Rasselbande im Zoo Heidelberg

Junge Schweine mischen die Außenanlage auf

Ein ganz schönes Durcheinander herrscht aktuell im Schweinegehege im Zoo Heidelberg. Gleich 21 Ferkel aus insgesamt zwei Würfen toben und springen über die Anlage. Mit ihrer lebhaften und neugierigen Art sorgen die kleinen Ferkel für Abwechslung. Die beiden Mütter bleiben trotz geballter Ferkelei entspannt und versorgen den Nachwuchs gut.

mehr Videos gibt es hier

Kleine Schweine auf Entdeckungsreise: Ende Januar kamen im Zoo Heidelberg insgesamt 21 Ferkel zur Welt. Die Jungtiere stammen aus zwei Würfen von unterschiedlichen Sauen. Die ersten Lebenswochen verbrachten die Würfe jeweils mit ihren Geschwistern und der Mutter im Stall, gut gepolstert im warmen Stroh. Seit wenigen Tagen unternimmt die ganze Truppe gemeinsam Ausflüge auf die Außenanlage. Jeder Winkel wird neugierig erkundet. Spannend ist alles: Sand zum Wühlen, Steine zum Beschnüffeln, frische Äste, Windböen, wärmende Sonnenstrahlen und unbekannte Geräusche oder Gerüche. Sogar der kalte Schnee aus den letzten Tagen wurde ausgiebig untersucht.
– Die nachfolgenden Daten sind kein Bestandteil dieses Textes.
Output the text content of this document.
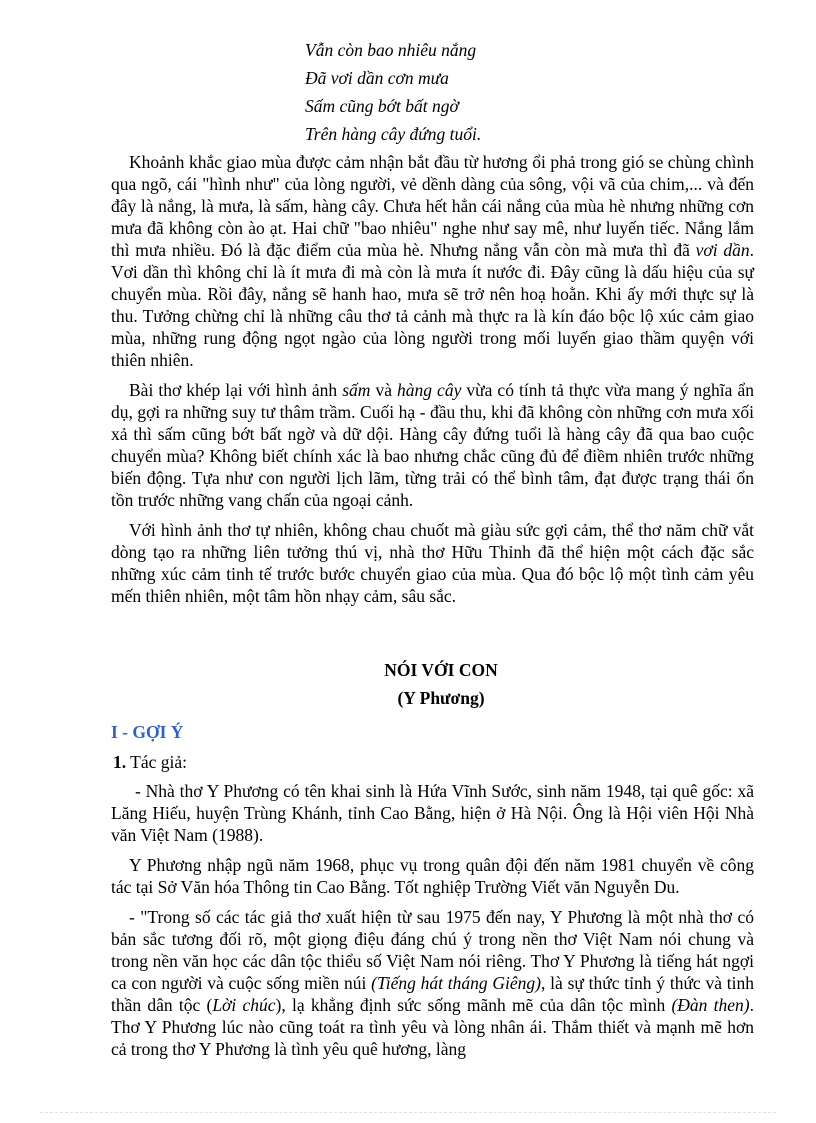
Vẫn còn bao nhiêu nắng
Đã vơi dần cơn mưa
Sấm cũng bớt bất ngờ
Trên hàng cây đứng tuổi.

Khoảnh khắc giao mùa được cảm nhận bắt đầu từ hương ổi phả trong gió se chùng chình qua ngõ, cái "hình như" của lòng người, vẻ dềnh dàng của sông, vội vã của chim,... và đến đây là nắng, là mưa, là sấm, hàng cây. Chưa hết hẳn cái nắng của mùa hè nhưng những cơn mưa đã không còn ào ạt. Hai chữ "bao nhiêu" nghe như say mê, như luyến tiếc. Nắng lắm thì mưa nhiều. Đó là đặc điểm của mùa hè. Nhưng nắng vẫn còn mà mưa thì đã vơi dần. Vơi dần thì không chỉ là ít mưa đi mà còn là mưa ít nước đi. Đây cũng là dấu hiệu của sự chuyển mùa. Rồi đây, nắng sẽ hanh hao, mưa sẽ trở nên hoạ hoằn. Khi ấy mới thực sự là thu. Tưởng chừng chỉ là những câu thơ tả cảnh mà thực ra là kín đáo bộc lộ xúc cảm giao mùa, những rung động ngọt ngào của lòng người trong mối luyến giao thầm quyện với thiên nhiên.

Bài thơ khép lại với hình ảnh sấm và hàng cây vừa có tính tả thực vừa mang ý nghĩa ẩn dụ, gợi ra những suy tư thâm trầm. Cuối hạ - đầu thu, khi đã không còn những cơn mưa xối xả thì sấm cũng bớt bất ngờ và dữ dội. Hàng cây đứng tuổi là hàng cây đã qua bao cuộc chuyển mùa? Không biết chính xác là bao nhưng chắc cũng đủ để điềm nhiên trước những biến động. Tựa như con người lịch lãm, từng trải có thể bình tâm, đạt được trạng thái ổn tồn trước những vang chấn của ngoại cảnh.

Với hình ảnh thơ tự nhiên, không chau chuốt mà giàu sức gợi cảm, thể thơ năm chữ vắt dòng tạo ra những liên tưởng thú vị, nhà thơ Hữu Thỉnh đã thể hiện một cách đặc sắc những xúc cảm tinh tế trước bước chuyển giao của mùa. Qua đó bộc lộ một tình cảm yêu mến thiên nhiên, một tâm hồn nhạy cảm, sâu sắc.

NÓI VỚI CON
(Y Phương)
I - GỢI Ý
1. Tác giả:

- Nhà thơ Y Phương có tên khai sinh là Hứa Vĩnh Sước, sinh năm 1948, tại quê gốc: xã Lăng Hiếu, huyện Trùng Khánh, tỉnh Cao Bằng, hiện ở Hà Nội. Ông là Hội viên Hội Nhà văn Việt Nam (1988).

Y Phương nhập ngũ năm 1968, phục vụ trong quân đội đến năm 1981 chuyển về công tác tại Sở Văn hóa Thông tin Cao Bằng. Tốt nghiệp Trường Viết văn Nguyễn Du.

- "Trong số các tác giả thơ xuất hiện từ sau 1975 đến nay, Y Phương là một nhà thơ có bản sắc tương đối rõ, một giọng điệu đáng chú ý trong nền thơ Việt Nam nói chung và trong nền văn học các dân tộc thiểu số Việt Nam nói riêng. Thơ Y Phương là tiếng hát ngợi ca con người và cuộc sống miền núi (Tiếng hát tháng Giêng), là sự thức tỉnh ý thức và tinh thần dân tộc (Lời chúc), lạ khẳng định sức sống mãnh mẽ của dân tộc mình (Đàn then). Thơ Y Phương lúc nào cũng toát ra tình yêu và lòng nhân ái. Thắm thiết và mạnh mẽ hơn cả trong thơ Y Phương là tình yêu quê hương, làng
Noch werden die Jungen gesäugt, versuchen sich jedoch bereits an festem Futter, wie Gemüse, Obst oder Fisch, und stecken ihre Schnäuzchen bereits in den schlammigen Boden – eben ganz schweinemäßig – wie sie es bei ihren Müttern beobachten können. Richtig wild wird es, wenn 21 junge Ferkel im Schweinsgalopp über die Anlage rennen. Durch das gemeinsame Spielen und Toben lernen die Kleinen wichtiges Sozialverhalten und machen die Rangordnung untereinander aus. Eins haben alle gemeinsam: Am Ende eines abwechslungsreichen Tages kuscheln sie am liebsten ausgiebig im „Sauhaufen“.

Die unterschiedliche Färbung der Ferkel ist auf die verschiedenen Rassen der Eltern zurückzuführen. Die schwarze Sau „Helga“ ist ein reinrassiges Berkshire-Schwein. Diese englische Rasse ist für ihre herausragende Fleischqualität bekannt. Dagegen stellt die rote Sau „Scully“, ebenso wie der Vater aller Ferkel, eine Mischung aus den besonders großen roten Duroc-Schweinen Amerikas und einem gefleckten Pietrain Eber, einer belgischen Rasse, dar. So ergibt sich eine bunte Ferkelschar, bei der die Besucher rätseln können, welches Ferkel zu welcher Mutter gehört.